EMERGING MARKET EXUBERANCE
Previously, we had expressed concerns about some over-exuberance in emerging markets (EM) and favored short-dated U.S. dollar (USD) exposure in EM government debt. Over the past few weeks, we have had a change in view and have started to look at local currency bonds again.
The main reason for this is that inflows have remained solid, thus reducing rollover risk and indicating liquidity in the asset class.
In addition, the rate rise in the U.S. was followed by a dovish statement from the Federal Open Market Committee (FOMC). Immediately after the U.S. rate rise, yields on the 5-year and 10-year Treasuries actually fell. Our expectations were that there would be a possibility of the market pricing in U.S. rate rises too aggressively, that this would cause a spike or increase in hard currency spreads, and we would have looked to add EM hard currency duration at this point as these fears or factors reversed or dissipated.
This dovish statement, however, has provided us comfort that there is not likely to be a rapid reversal of loose monetary policy and that a cautious approach by the FOMC remains the order of the day. As this rate rise was so well telegraphed and did not precipitate a “risk-off” bout of behavior, and broad commodity prices have held up well, we thought it was an opportune time to increase local currency EM government debt exposure, to take advantage of the extra yield or “carry” the asset class offers. On a real effective exchange-rate basis, despite some EM currencies performing strongly recently, due to a reduction in inflation across economies such as Brazil and Russia, and a closing of current account deficits, there should not be undue concern about a bout of EM currency weakness at this point.
CHECKS AND BALANCES
We were also previously concerned about the current U.S. administration, and whether the presidential Trump would be as aggressive towards EM (particularly Mexico and China) as the campaign Trump. We felt this “known unknown” should have caused more quarrels within EM government bonds, but recognizing that President Trump has already had his wings clipped somewhat in pushing controversial policy through (e.g., health care reform), we can see that there are checks and balances to his executive power. Therefore, if the global economy gradually staggers from the shadow of the financial crisis, blinking in the new sunlight of “normal” monetary policy, then we could also argue that an index spread of around 335 bps versus U.S. Treasuries is too compensatory compared to the years before the financial crisis.
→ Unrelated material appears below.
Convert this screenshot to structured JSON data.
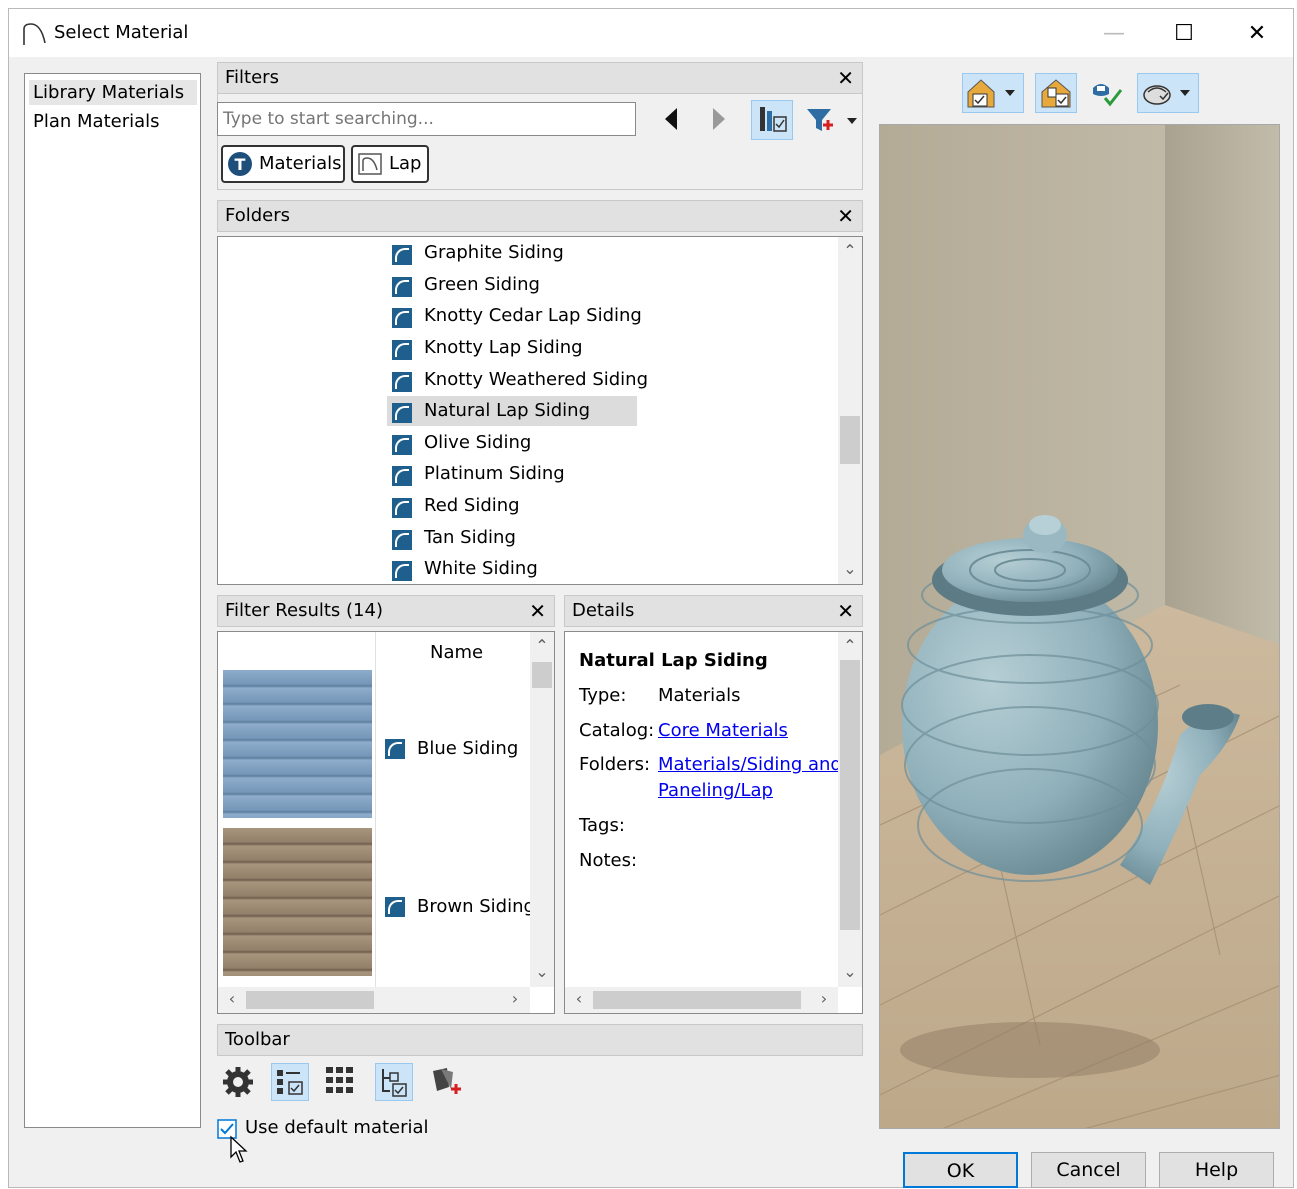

Despite not seeing a blowout in EM spreads from the scenario outlined above, this likelihood of interest rate being lower for longer coupled with other factors mentioned gives us more confidence in holding longer-dated USD-denominated EM government debt, where periodic episodes of weakness in the underlying U.S. Treasuries could be offset by a spread compression if this is due to stronger U.S. demand. Recent market issuance has also been enthusiastically received, such that some countries at the lower end of the credit rating scale have been able to meet budgetary requirements for 2017 early on in the year.